In their second year of the competition, Repina and Yu knew that a sturdy, reliable vehicle was integral to outlasting the field of more than 50 teams. The exterior of their vehicle was made of Legos, duct tape, plastic and cardboard from a cereal box, which proved to be a sturdy combination.
“We were kind of scared going in because last year our vehicle fell off the ramp and shattered,” Repina said. “This year it fell but didn’t break-so we were really hoping to win after that.”

Throughout the competition, all the students experienced the highs and lows of designing and engineering their own vehicle.
“Getting a bean bag to drop into a hole sounds simple but it’s actually extremely difficult,” Hopkinton High School’s Andrew Ruggeri said. “But it’s cool just to build your own car from scratch and see it go up and down. Beating another team is always good, too.”

The Design Competition was hosted by Peter Cirak (ENG ’01, ’06), who was volunteering in the competition for the seventh year.

“The best part of the competition is seeing the enthusiasm and the energy of all the young people involved,” he said. “I’m not sure if they truly understand what they’re doing yet, but it’s just great to see a wide and diverse variety of young people getting excited about engineering.”

This year, for this first time, additional awards were given to schools who displayed enthusiasm and creativity. Boston Latin Academy won the Best Team Spirit Award, Reading Memorial High School won Most Innovative Design, and Gann Academy New Jewish High School won Best Performing Freshman Student Design.

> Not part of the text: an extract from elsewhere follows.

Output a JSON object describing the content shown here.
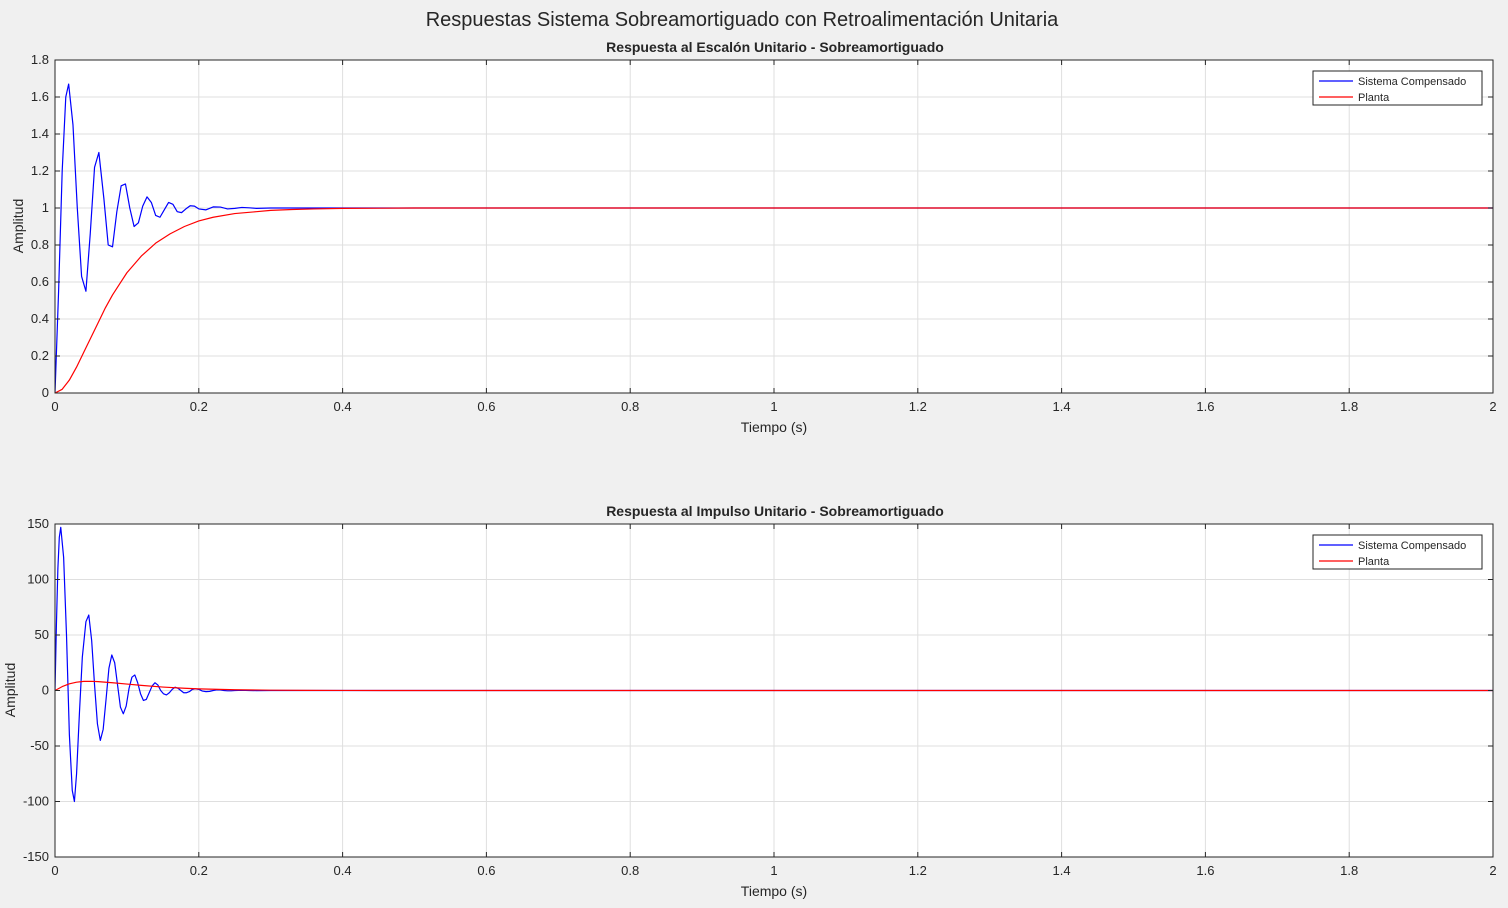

The Boston University Design Competition is part of the College of Engineering K-12 Outreach Program, which sponsors several local and national efforts to engage young people’s natural curiosity about science and engineering. These efforts also include FIRST (For Inspiration and Recognition of Science and Technology), the U-Design summer program, the Junior Science and Humanities Symposium and the regional Science Bowl.

Boston Latin Academy won the Team Spirit Award.
Boston Latin Academy won the Team Spirit Award.